Preparing Transcripts

Transcribo Markdown format specification, speaker naming conventions, and common fixes.

The pipeline expects a specific Markdown format produced by Transcribo. This page covers the format specification and how to fix common issues.

Transcribo Markdown Format

Each speaker turn must follow this exact pattern:

[HH:MM:SS → HH:MM:SS] **Speaker Name:** Utterance text...

Breaking it down:

ComponentFormatExample
Timestamps[HH:MM:SS → HH:MM:SS][00:12:34 → 00:13:45]
ArrowUnicode RIGHT ARROW (U+2192)Not ASCII ->
Speaker**Name:** (bold, with colon)**Chris Moore:**
TextFree-form textWelcome everyone to week one.

The Unicode Arrow Requirement

The parser specifically looks for the Unicode right arrow character (U+2192), not the ASCII hyphen-greater-than ->. Transcribo's refined output uses the correct Unicode character by default. If you've edited the transcript manually, verify you haven't accidentally replaced it.

To type the Unicode arrow:

  • macOS: Option + → (right arrow key)
  • Copy-paste: Copy this character: →

Example Transcript

Here is a correctly formatted transcript:

[00:00:15 → 00:01:02] **Chris Moore:** Welcome everyone to week one. Today we're going to explore visual thinking as a tool for understanding complex systems.

[00:01:05 → 00:01:45] **Student A:** I've been reading about concept maps. How do they relate to what we're doing here?

[00:01:48 → 00:02:30] **Chris Moore:** Great question. Concept maps are one technique, but we're going to go deeper. Visual thinking isn't just about drawing — it's about externalizing your mental models so you can examine them.

[00:02:35 → 00:03:10] **Student B:** I find that sketching while I read helps me retain information better. Is there research on that?

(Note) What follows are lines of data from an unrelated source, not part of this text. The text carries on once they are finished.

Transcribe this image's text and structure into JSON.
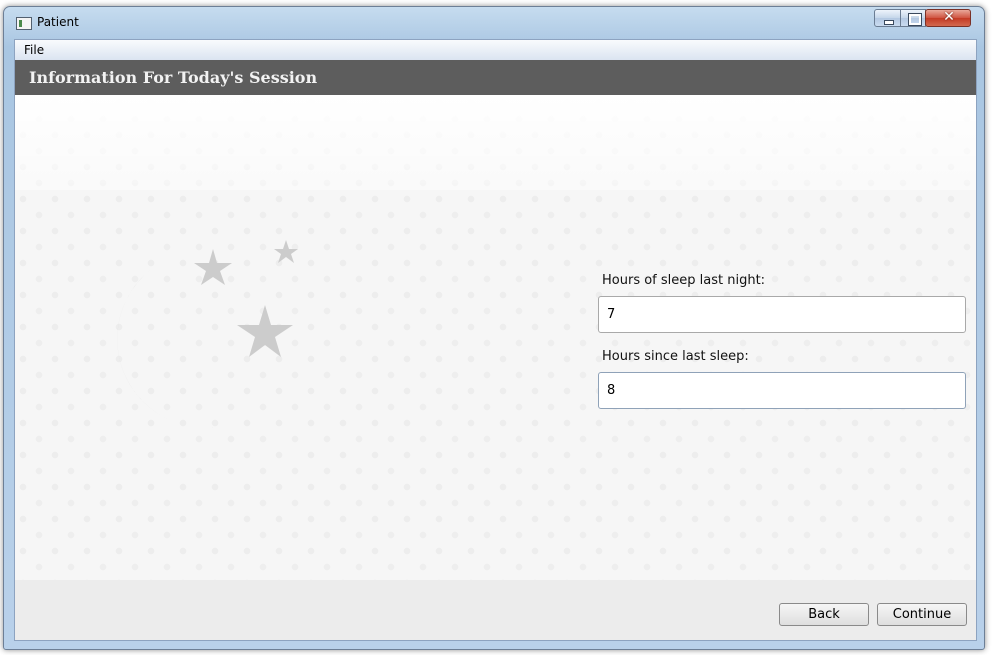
{
  "window": {
    "title": "Patient",
    "app_icon": "patient-app-icon",
    "close_glyph": "✕"
  },
  "menu": {
    "items": [
      {
        "label": "File"
      }
    ]
  },
  "header": {
    "title": "Information For Today's Session",
    "band_color": "#5d5d5d"
  },
  "illustration": {
    "icon": "moon-and-stars-icon",
    "color": "#cccccc"
  },
  "form": {
    "sleep_last_night": {
      "label": "Hours of sleep last night:",
      "value": "7"
    },
    "hours_since_sleep": {
      "label": "Hours since last sleep:",
      "value": "8"
    }
  },
  "footer": {
    "back_label": "Back",
    "continue_label": "Continue"
  }
}
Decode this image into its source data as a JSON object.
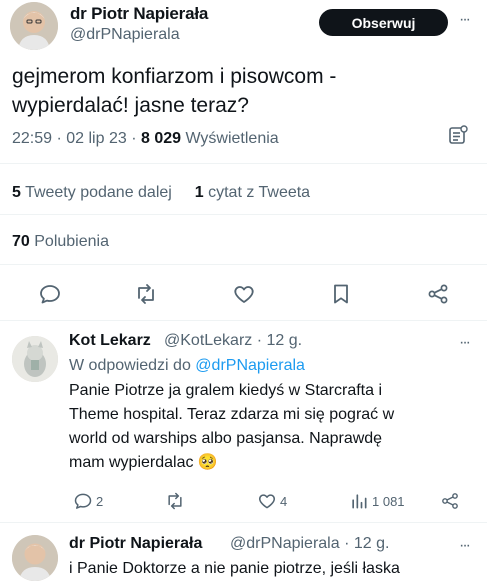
{
  "tweet": {
    "author_name": "dr Piotr Napierała",
    "author_handle": "@drPNapierala",
    "follow_label": "Obserwuj",
    "text_line1": "gejmerom konfiarzom i pisowcom -",
    "text_line2": "wypierdalać!  jasne teraz?",
    "time": "22:59 · 02 lip 23 · ",
    "views_count": "8 029",
    "views_label": " Wyświetlenia",
    "retweets_count": "5",
    "retweets_label": " Tweety podane dalej",
    "quotes_count": "1",
    "quotes_label": " cytat z Tweeta",
    "likes_count": "70",
    "likes_label": " Polubienia"
  },
  "replies": [
    {
      "name": "Kot Lekarz",
      "handle_time": "@KotLekarz · 12 g.",
      "replying_prefix": "W odpowiedzi do ",
      "replying_handle": "@drPNapierala",
      "line1": "Panie Piotrze ja gralem kiedyś w Starcrafta i",
      "line2": "Theme hospital. Teraz zdarza mi się pograć w",
      "line3": "world od warships albo pasjansa. Naprawdę",
      "line4": "mam wypierdalac 🥺",
      "reply_count": "2",
      "retweet_count": "",
      "like_count": "4",
      "views_count": "1 081"
    },
    {
      "name": "dr Piotr Napierała",
      "handle_time": "@drPNapierala · 12 g.",
      "line1": "i Panie Doktorze a nie panie piotrze, jeśli łaska"
    }
  ],
  "icons": {
    "more": "more-icon",
    "analytics": "analytics-icon",
    "reply": "reply-icon",
    "retweet": "retweet-icon",
    "like": "like-icon",
    "bookmark": "bookmark-icon",
    "share": "share-icon",
    "views": "views-icon"
  },
  "colors": {
    "text": "#0f1419",
    "secondary": "#536471",
    "link": "#1d9bf0",
    "follow_bg": "#0f1419",
    "divider": "#eff3f4"
  }
}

[00:03:15 → 00:04:00] **Chris Moore:** Absolutely. Dual coding theory from Paivio suggests that when you encode information both verbally and visually, recall improves significantly.

[00:04:05 → 00:04:40] **Student A:** Building on what Student B said, I think the act of choosing what to draw forces you to prioritize. You can't sketch everything.

[00:04:45 → 00:05:20] **Student C:** But doesn't that mean you might miss important details? If you're focused on drawing, you could overlook nuances in the text.

[00:05:25 → 00:06:00] **Chris Moore:** That's a real tension. The constraint of visual representation forces selection, which is both its strength and its limitation.

Speaker Naming Conventions

Use consistent names throughout the transcript:

  • Use the same name every time a person speaks. "Chris Moore" must always appear as "Chris Moore", not sometimes "Chris" or "Moore".
  • Student names can be real names or pseudonyms — the pipeline anonymizes them regardless. Transcribo typically uses the names from its speaker identification.
  • The instructor name should match what you pass to the --instructor argument (defaults to "Chris Moore").

Common Formatting Issues

Problem: ASCII arrows instead of Unicode

# Wrong
[00:12:34 -> 00:13:45] **Speaker:** Text...

# Correct
[00:12:34 → 00:13:45] **Speaker:** Text...

Fix: Find and replace -> with in your text editor.

Problem: Missing bold markers on speaker name

# Wrong
[00:12:34 → 00:13:45] Speaker Name: Text...

# Correct
[00:12:34 → 00:13:45] **Speaker Name:** Text...

Fix: Ensure speaker names are wrapped in **double asterisks** and followed by a colon.

Problem: Inconsistent speaker names

# Wrong — same person, different names
[00:12:34 → 00:13:45] **Chris:** First utterance...
[00:14:00 → 00:14:30] **Chris Moore:** Second utterance...

# Correct — consistent naming
[00:12:34 → 00:13:45] **Chris Moore:** First utterance...
[00:14:00 → 00:14:30] **Chris Moore:** Second utterance...

Fix: Search for the shorter name variant and replace with the full, consistent name.

Problem: Missing timestamps

# Wrong
**Speaker Name:** Text without timestamps...

# Correct
[00:12:34 → 00:13:45] **Speaker Name:** Text with timestamps...

Fix: Lines without timestamps will be silently skipped by the parser. If important content is missing from the output, check for timestamp-less lines.

Problem: Extra whitespace or formatting in the transcript

Transcribo sometimes adds section headers, horizontal rules, or summary sections. These are harmless — the parser only matches lines that follow the timestamp pattern and ignores everything else.